The title Divine Comedy was in fact bestowed by Giovanni Boccaccio: originally just The Comedy, Boccaccio felt that its subject matter, grand themes and innovative use of language required a more expressive title. Boccaccio was himself a feted scholar and writer who, like Dante, experimented with both the form and content of his prose, and helped establish a literary tradition for Italy. He was also among the original proponents of Dante’s work, and published the first critical study of the Divine Comedy. His best remembered work, though, is the Decameron (which has been nicknamed the Human Comedy, to complement Dante’s poem): a collection of one hundred short stories – romances, tragedies, and comic, bawdy tales – as told by a group of young men and women a to pass the time as they shelter from the black plague. The stories were a major influence on Geoffrey Chaucer’s The Canterbury Tales and Miguel de Cervantes’ Don Quixote.
Francesco Petrarca, now more commonly called Petrarch, was the third of the Three Crowns of Italian literature. A lyric poet, though he published heavily in Latin, he was inspired by Dante to write verse in the Italian vernacular, and Rerum vulgarium fragmenta (Fragments of Vernacular Matter) became his best-known work. A life-long friend of Boccaccio, he too was interested in humanist scholarship, and in particular the work of early Roman writers like Cicero, Seneca and Virgil. He is credited with rediscovering and popularizing Cicero’s letters, thereby establishing a craze for antique Rome that would eventually lead to the Renaissance.

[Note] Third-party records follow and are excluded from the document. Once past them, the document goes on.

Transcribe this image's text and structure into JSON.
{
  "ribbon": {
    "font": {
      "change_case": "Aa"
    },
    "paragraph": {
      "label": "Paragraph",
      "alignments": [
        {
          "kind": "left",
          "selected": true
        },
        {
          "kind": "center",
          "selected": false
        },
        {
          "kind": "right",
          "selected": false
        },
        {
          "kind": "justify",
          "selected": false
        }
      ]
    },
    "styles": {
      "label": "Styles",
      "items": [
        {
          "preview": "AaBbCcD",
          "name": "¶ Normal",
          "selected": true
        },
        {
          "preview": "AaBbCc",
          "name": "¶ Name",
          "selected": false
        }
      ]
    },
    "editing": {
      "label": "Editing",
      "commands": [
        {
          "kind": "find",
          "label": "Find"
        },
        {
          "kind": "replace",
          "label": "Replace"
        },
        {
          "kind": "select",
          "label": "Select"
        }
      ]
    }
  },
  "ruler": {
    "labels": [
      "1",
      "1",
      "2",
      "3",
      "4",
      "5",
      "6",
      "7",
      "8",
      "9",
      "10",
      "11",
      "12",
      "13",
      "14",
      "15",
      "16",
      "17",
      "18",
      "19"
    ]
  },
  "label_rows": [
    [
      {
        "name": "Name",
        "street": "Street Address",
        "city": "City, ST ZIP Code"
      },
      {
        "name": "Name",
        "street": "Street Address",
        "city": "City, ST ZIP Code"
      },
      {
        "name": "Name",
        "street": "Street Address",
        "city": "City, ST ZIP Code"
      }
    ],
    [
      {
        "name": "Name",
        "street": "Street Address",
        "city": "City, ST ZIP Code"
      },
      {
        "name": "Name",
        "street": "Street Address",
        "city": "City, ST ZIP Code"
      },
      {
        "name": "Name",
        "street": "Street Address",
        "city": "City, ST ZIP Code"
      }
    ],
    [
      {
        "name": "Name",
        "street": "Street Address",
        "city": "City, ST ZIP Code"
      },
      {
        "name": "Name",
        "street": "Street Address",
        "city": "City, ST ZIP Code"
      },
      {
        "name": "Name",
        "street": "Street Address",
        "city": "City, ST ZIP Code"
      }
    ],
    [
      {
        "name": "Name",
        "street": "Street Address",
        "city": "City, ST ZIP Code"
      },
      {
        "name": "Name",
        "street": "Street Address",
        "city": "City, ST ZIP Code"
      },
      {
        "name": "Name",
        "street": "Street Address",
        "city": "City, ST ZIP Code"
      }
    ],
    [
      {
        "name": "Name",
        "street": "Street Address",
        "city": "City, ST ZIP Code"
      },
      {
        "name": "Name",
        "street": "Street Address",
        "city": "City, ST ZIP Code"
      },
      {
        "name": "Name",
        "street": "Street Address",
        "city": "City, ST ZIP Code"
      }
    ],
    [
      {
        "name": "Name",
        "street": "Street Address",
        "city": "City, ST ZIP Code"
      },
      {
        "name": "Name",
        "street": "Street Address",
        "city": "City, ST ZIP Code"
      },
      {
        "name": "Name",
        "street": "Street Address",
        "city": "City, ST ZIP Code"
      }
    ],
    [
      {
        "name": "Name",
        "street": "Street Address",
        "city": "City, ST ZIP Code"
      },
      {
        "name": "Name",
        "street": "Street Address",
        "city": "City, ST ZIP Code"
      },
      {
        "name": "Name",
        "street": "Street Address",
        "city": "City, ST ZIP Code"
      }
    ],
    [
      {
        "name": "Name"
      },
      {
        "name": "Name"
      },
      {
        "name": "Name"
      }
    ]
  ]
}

The Divine Comedy is written in terza rima, a poetic form that originated in Italy and is understood to have been invented by Dante, although Boccaccio and Petrarch favoured it as well. In its purest form terza rima is characterised by three-line verses (iambic tercets), with each line comprised of alternating unstressed then stressed syllables. Dante’s lines are usually of 11 syllables, and he uses the verses rhyming scheme (ABA/BCB/CDC) to generate a propulsive effect. The reader is drawn on by the meter of the poetry, no matter how horrific or strange the scene it describes. To bring this motion to a halt, Dante finishes each canto with a single line that rhymes with the second line of the last full verse. Given the subject matter of the Divine Comedy, the choice of three-line verses is thought to be symbolic of the Holy Trinity.
Unsurprisingly, this strict poetic form - so well suited to Italian, in which many words end in vowel sounds - requires adaptation for many other languages. Translators of the Divine Comedy must decide whether to be true to the form, minimally alter it, adopt another, or abandon it completely for blank verse or prose. For this exhibition we are using Dorothy L. Sayers' English translation in terza rima, which favours 10 syllable lines.
For comparison, see these three versions of Inferno: III, 7-9:
Dante: Dinanzi a me non fuor cose create / se non etterne, e io etterno duro. / Lasciate ogne speranza, voi ch'entrate.
Longfellow (1867): Before me there were no created things, / Only eterne, and I eternal last. / All hope abandon, ye who enter in!
Sayers (1949): Nothing ere I was made was made to be / Save things eterne, and I eterne abide; / Lay down all hope, you that go in me.